庶人赵焱这下脑子转得倒快了,忙高声惊呼:“赵叔!您可不能再打我!哎哟!再打就是滥用私刑!”
王爷打庶民,可不是滥用私刑么?!
“大监!大监救我!”
他说着忙捂着屁股,转到李大监身后躲起来。
“你!”
“你!!”
“你!!!”
赵茂肃连说三个“你!”字,颤抖着食指指着赵焱,全身的骨头好似都被气得硌硌作响。
“王爷莫气。”
李大监依旧不紧不慢的劝道:“裕王殿下念在公子出嗣后,恐您后继无人,特意为您挑选了三位出挑的青年才俊,作为继子。”
“三位公子,还不快进来拜见王爷。”
话落间,殿外三人鱼贯而入。
赵茂肃定睛望去。
只见三人都是十几岁左右的年纪。
一人身宽体胖,肤色白皙,脸上堆着乐呵呵的笑容。只是脸大如盆,五官却小得可怜,两只眼睛笑起来,直接眯成一条缝,像在脸上划了两刀。
一人皮肤黝黑粗糙,嘴歪眼斜,像画坏了的脸谱。
一人面黄肌瘦,尖嘴猴腮,三角眼,活像一具披了人皮的窟窿。
那三个人,长得一个比一个歪瓜裂枣。
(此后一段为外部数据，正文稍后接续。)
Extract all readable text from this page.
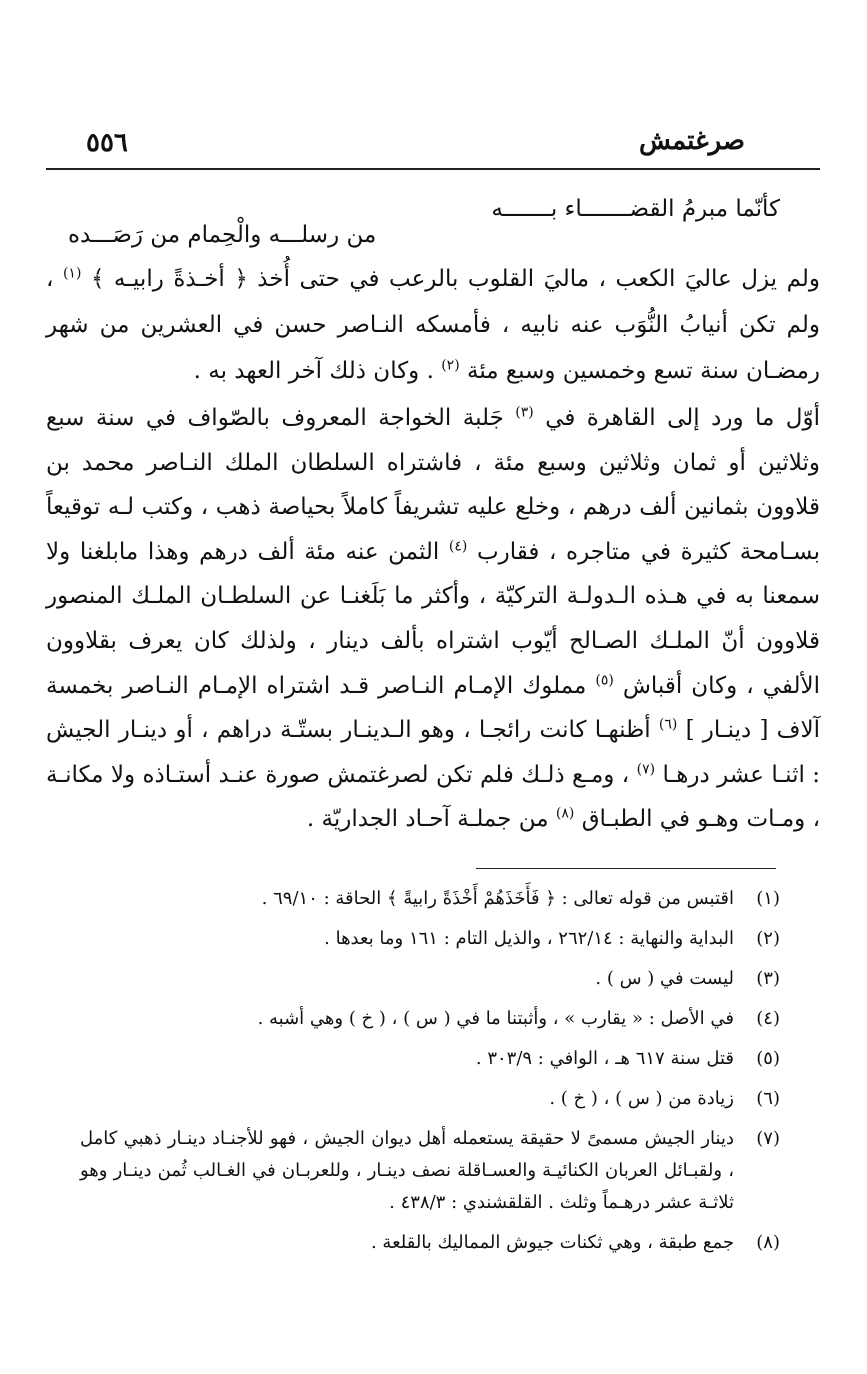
صرغتمش
٥٥٦
كأنّما مبرمُ القضـــــــاء بـــــــه
من رسلـــه والْحِمام من رَصَـــده
ولم يزل عاليَ الكعب ، ماليَ القلوب بالرعب في حتى أُخذ ﴿ أخـذةً رابيـه ﴾ $^{(١)}$ ، ولم تكن أنيابُ النُّوَب عنه نابيه ، فأمسكه النـاصر حسن في العشرين من شهر رمضـان سنة تسع وخمسين وسبع مئة $^{(٢)}$ . وكان ذلك آخر العهد به .
أوّل ما ورد إلى القاهرة في $^{(٣)}$ جَلبة الخواجة المعروف بالصّواف في سنة سبع وثلاثين أو ثمان وثلاثين وسبع مئة ، فاشتراه السلطان الملك النـاصر محمد بن قلاوون بثمانين ألف درهم ، وخلع عليه تشريفاً كاملاً بحياصة ذهب ، وكتب لـه توقيعاً بسـامحة كثيرة في متاجره ، فقارب $^{(٤)}$ الثمن عنه مئة ألف درهم وهذا مابلغنا ولا سمعنا به في هـذه الـدولـة التركيّة ، وأكثر ما بَلَغنـا عن السلطـان الملـك المنصور قلاوون أنّ الملـك الصـالح أيّوب اشتراه بألف دينار ، ولذلك كان يعرف بقلاوون الألفي ، وكان أقباش $^{(٥)}$ مملوك الإمـام النـاصر قـد اشتراه الإمـام النـاصر بخمسة آلاف [ دينـار ] $^{(٦)}$ أظنهـا كانت رائجـا ، وهو الـدينـار بستّـة دراهم ، أو دينـار الجيش : اثنـا عشر درهـا $^{(٧)}$ ، ومـع ذلـك فلم تكن لصرغتمش صورة عنـد أستـاذه ولا مكانـة ، ومـات وهـو في الطبـاق $^{(٨)}$ من جملـة آحـاد الجداريّة .
(١)
اقتبس من قوله تعالى : ﴿ فَأَخَذَهُمْ أَخْذَةً رابيةً ﴾ الحاقة : ٦٩/١٠ .
(٢)
البداية والنهاية : ٢٦٢/١٤ ، والذيل التام : ١٦١ وما بعدها .
(٣)
ليست في ( س ) .
(٤)
في الأصل : « يقارب » ، وأثبتنا ما في ( س ) ، ( خ ) وهي أشبه .
(٥)
قتل سنة ٦١٧ هـ ، الوافي : ٣٠٣/٩ .
(٦)
زيادة من ( س ) ، ( خ ) .
(٧)
دينار الجيش مسمىً لا حقيقة يستعمله أهل ديوان الجيش ، فهو للأجنـاد دينـار ذهبي كامل ، ولقبـائل العربان الكنائيـة والعسـاقلة نصف دينـار ، وللعربـان في الغـالب ثُمن دينـار وهو ثلاثـة عشر درهـماً وثلث . القلقشندي : ٤٣٨/٣ .
(٨)
جمع طبقة ، وهي ثكنات جيوش المماليك بالقلعة .
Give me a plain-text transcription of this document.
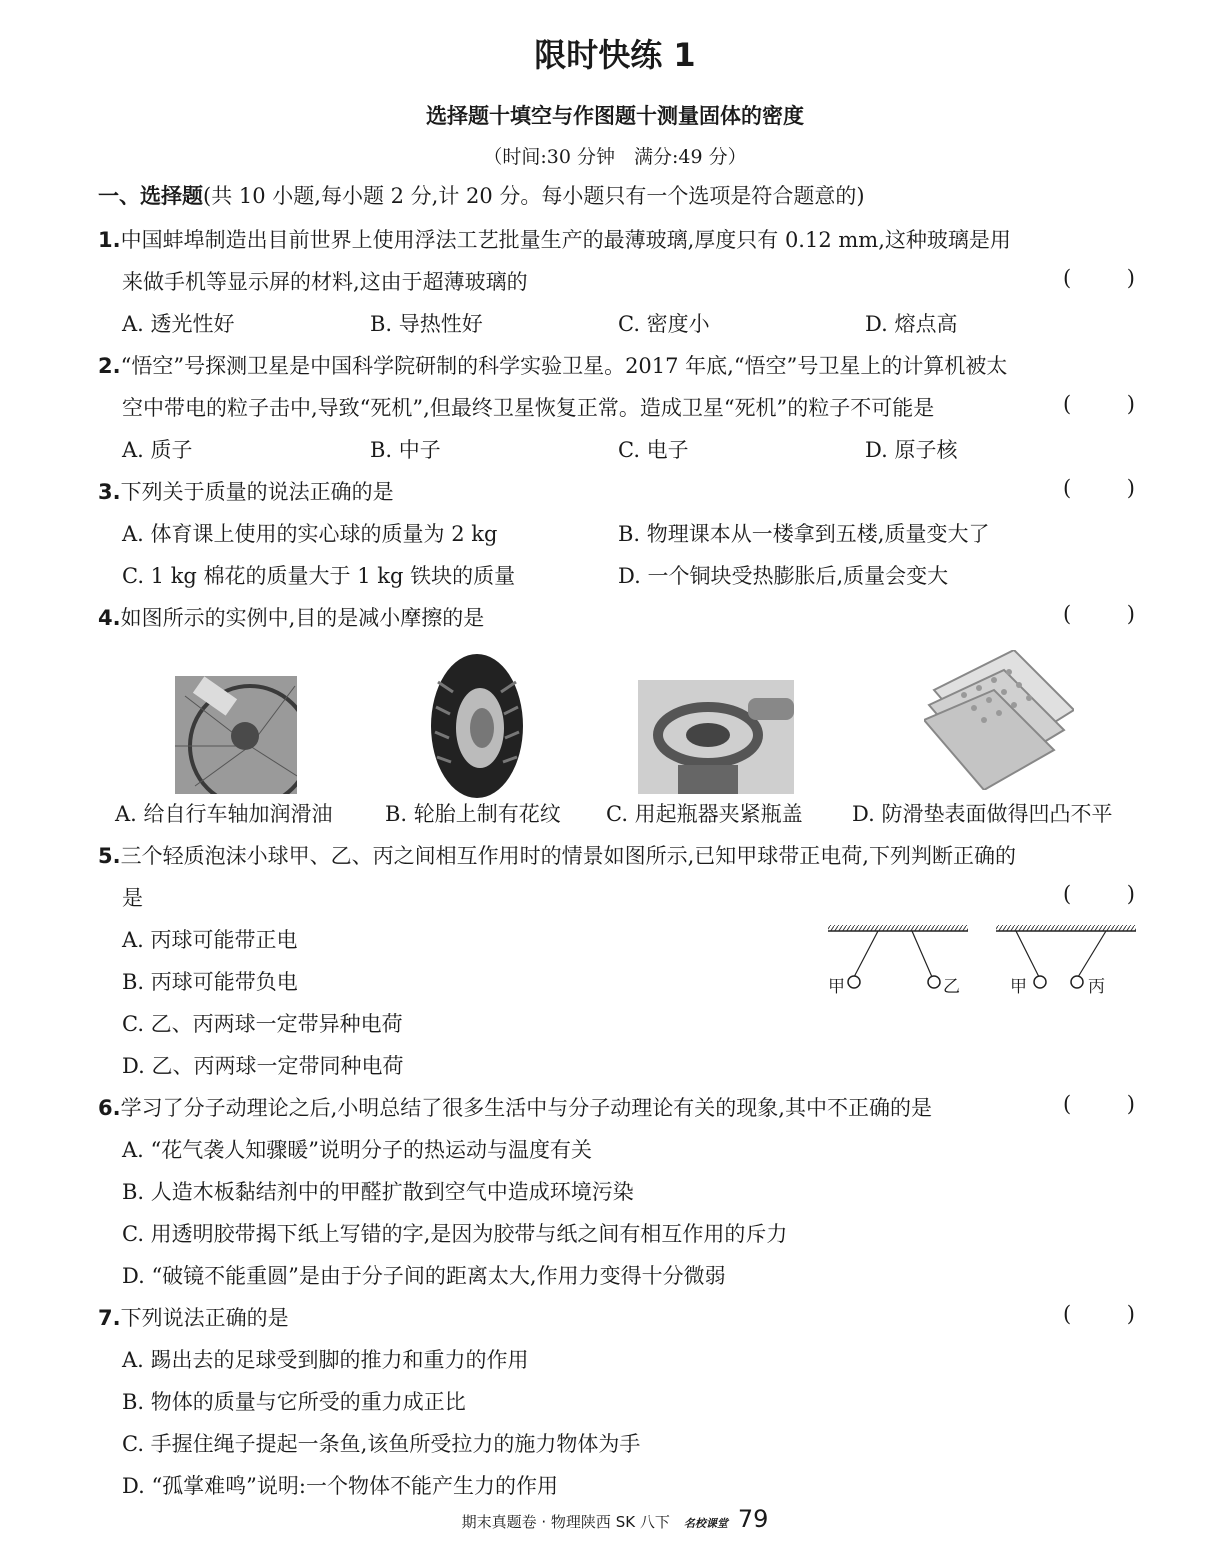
限时快练 1
选择题十填空与作图题十测量固体的密度
（时间:30 分钟　满分:49 分）
一、选择题(共 10 小题,每小题 2 分,计 20 分。每小题只有一个选项是符合题意的)
1.中国蚌埠制造出目前世界上使用浮法工艺批量生产的最薄玻璃,厚度只有 0.12 mm,这种玻璃是用
来做手机等显示屏的材料,这由于超薄玻璃的	(	)
A. 透光性好	B. 导热性好	C. 密度小	D. 熔点高
2.“悟空”号探测卫星是中国科学院研制的科学实验卫星。2017 年底,“悟空”号卫星上的计算机被太
空中带电的粒子击中,导致“死机”,但最终卫星恢复正常。造成卫星“死机”的粒子不可能是	(	)
A. 质子	B. 中子	C. 电子	D. 原子核
3.下列关于质量的说法正确的是	(	)
A. 体育课上使用的实心球的质量为 2 kg	B. 物理课本从一楼拿到五楼,质量变大了
C. 1 kg 棉花的质量大于 1 kg 铁块的质量	D. 一个铜块受热膨胀后,质量会变大
4.如图所示的实例中,目的是减小摩擦的是	(	)
A. 给自行车轴加润滑油 B. 轮胎上制有花纹 C. 用起瓶器夹紧瓶盖 D. 防滑垫表面做得凹凸不平
5.三个轻质泡沫小球甲、乙、丙之间相互作用时的情景如图所示,已知甲球带正电荷,下列判断正确的
是	(	)
A. 丙球可能带正电
B. 丙球可能带负电
C. 乙、丙两球一定带异种电荷
D. 乙、丙两球一定带同种电荷
甲	乙	甲	丙
6.学习了分子动理论之后,小明总结了很多生活中与分子动理论有关的现象,其中不正确的是	(	)
A. “花气袭人知骤暖”说明分子的热运动与温度有关
B. 人造木板黏结剂中的甲醛扩散到空气中造成环境污染
C. 用透明胶带揭下纸上写错的字,是因为胶带与纸之间有相互作用的斥力
D. “破镜不能重圆”是由于分子间的距离太大,作用力变得十分微弱
7.下列说法正确的是	(	)
A. 踢出去的足球受到脚的推力和重力的作用
B. 物体的质量与它所受的重力成正比
C. 手握住绳子提起一条鱼,该鱼所受拉力的施力物体为手
D. “孤掌难鸣”说明:一个物体不能产生力的作用
期末真题卷 · 物理陕西 SK 八下 名校课堂 79
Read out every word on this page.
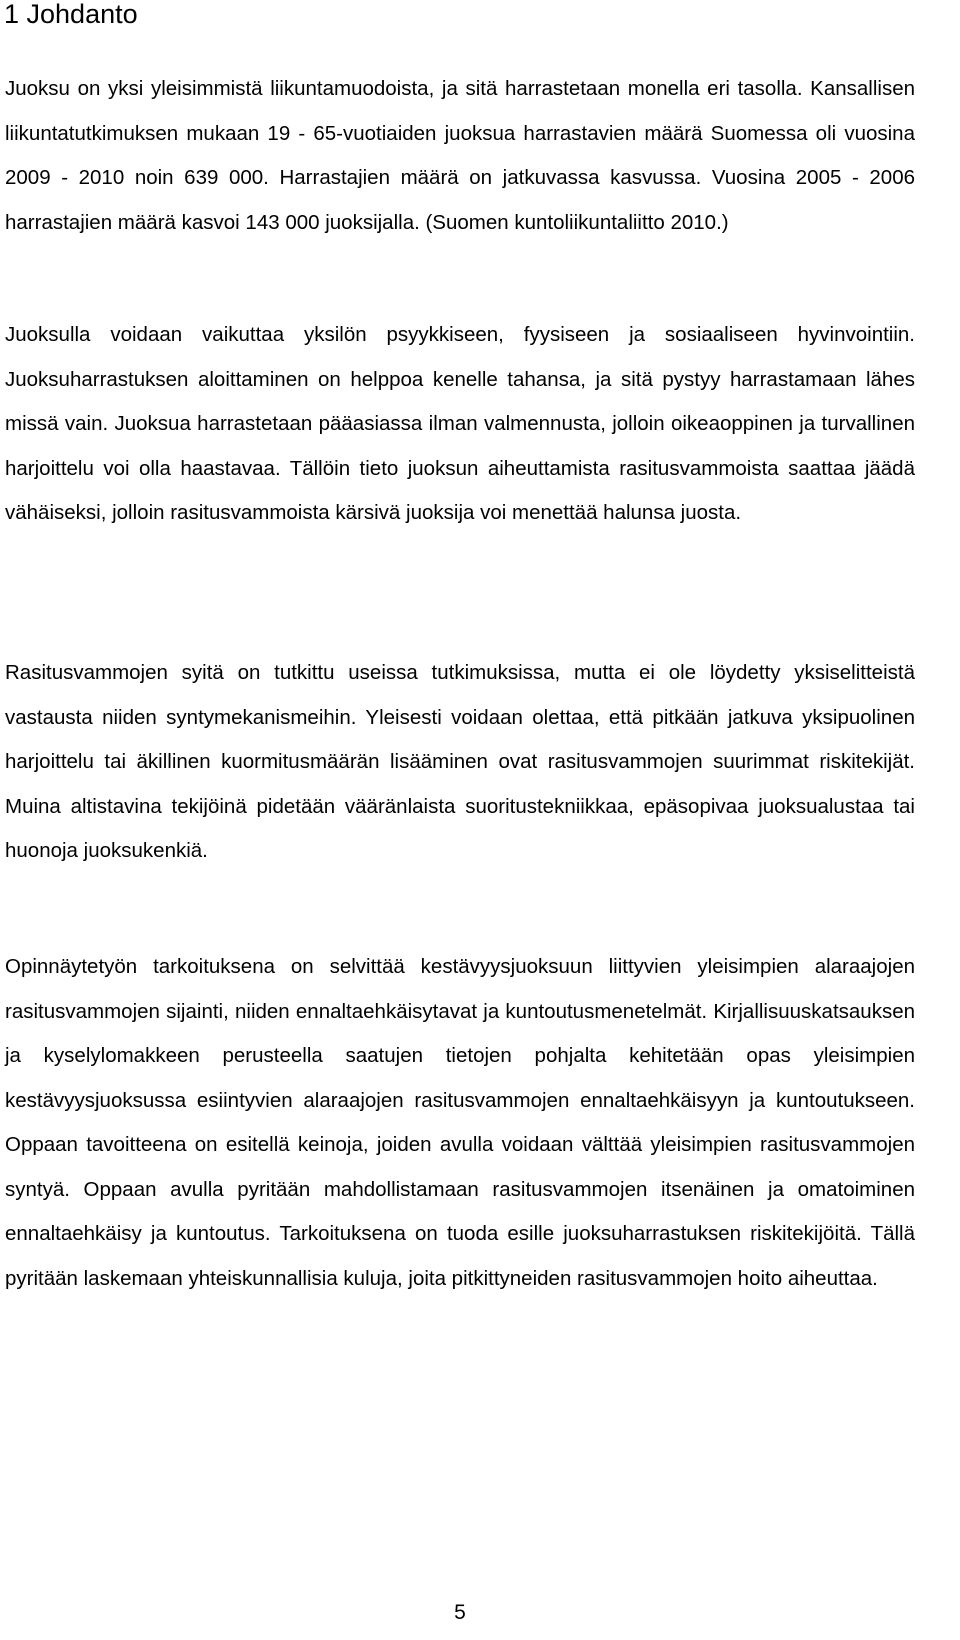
1 Johdanto

Juoksu on yksi yleisimmistä liikuntamuodoista, ja sitä harrastetaan monella eri tasolla. Kansallisen liikuntatutkimuksen mukaan 19 - 65-vuotiaiden juoksua harrastavien määrä Suomessa oli vuosina 2009 - 2010 noin 639 000. Harrastajien määrä on jatkuvassa kasvussa. Vuosina 2005 - 2006 harrastajien määrä kasvoi 143 000 juoksijalla. (Suomen kuntoliikuntaliitto 2010.)

Juoksulla voidaan vaikuttaa yksilön psyykkiseen, fyysiseen ja sosiaaliseen hyvinvointiin. Juoksuharrastuksen aloittaminen on helppoa kenelle tahansa, ja sitä pystyy harrastamaan lähes missä vain. Juoksua harrastetaan pääasiassa ilman valmennusta, jolloin oikeaoppinen ja turvallinen harjoittelu voi olla haastavaa. Tällöin tieto juoksun aiheuttamista rasitusvammoista saattaa jäädä vähäiseksi, jolloin rasitusvammoista kärsivä juoksija voi menettää halunsa juosta.

Rasitusvammojen syitä on tutkittu useissa tutkimuksissa, mutta ei ole löydetty yksiselitteistä vastausta niiden syntymekanismeihin. Yleisesti voidaan olettaa, että pitkään jatkuva yksipuolinen harjoittelu tai äkillinen kuormitusmäärän lisääminen ovat rasitusvammojen suurimmat riskitekijät. Muina altistavina tekijöinä pidetään vääränlaista suoritustekniikkaa, epäsopivaa juoksualustaa tai huonoja juoksukenkiä.

Opinnäytetyön tarkoituksena on selvittää kestävyysjuoksuun liittyvien yleisimpien alaraajojen rasitusvammojen sijainti, niiden ennaltaehkäisytavat ja kuntoutusmenetelmät. Kirjallisuuskatsauksen ja kyselylomakkeen perusteella saatujen tietojen pohjalta kehitetään opas yleisimpien kestävyysjuoksussa esiintyvien alaraajojen rasitusvammojen ennaltaehkäisyyn ja kuntoutukseen. Oppaan tavoitteena on esitellä keinoja, joiden avulla voidaan välttää yleisimpien rasitusvammojen syntyä. Oppaan avulla pyritään mahdollistamaan rasitusvammojen itsenäinen ja omatoiminen ennaltaehkäisy ja kuntoutus. Tarkoituksena on tuoda esille juoksuharrastuksen riskitekijöitä. Tällä pyritään laskemaan yhteiskunnallisia kuluja, joita pitkittyneiden rasitusvammojen hoito aiheuttaa.

5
往那儿一站,丑得各有千秋,谁也不比谁强。
偏偏这三个,赵茂肃都认识!
分别是——
兰陵赵氏那个不成器的远房旁支家,只会干白饭的傻大个!
兰陵王府从前老太爷乳母的表兄弟媳妇的堂姐的庆籁家的孙子!
以及——
兰陵王府门前胡同口的乞儿!
真是难为齐危把他们一个个的搜罗起来!!!
“见过父亲大人!”
三个人堆着笑,乐呵呵的朝赵茂肃作揖认爹。
赵茂肃倒吸了一口凉气,一时急火攻心,一口气没提上来,白眼一翻,晕了过去。
“爹!啊不对,赵叔!”
庶人赵焱见状,忙扑了过去将人扶住,才险些没摔到在地。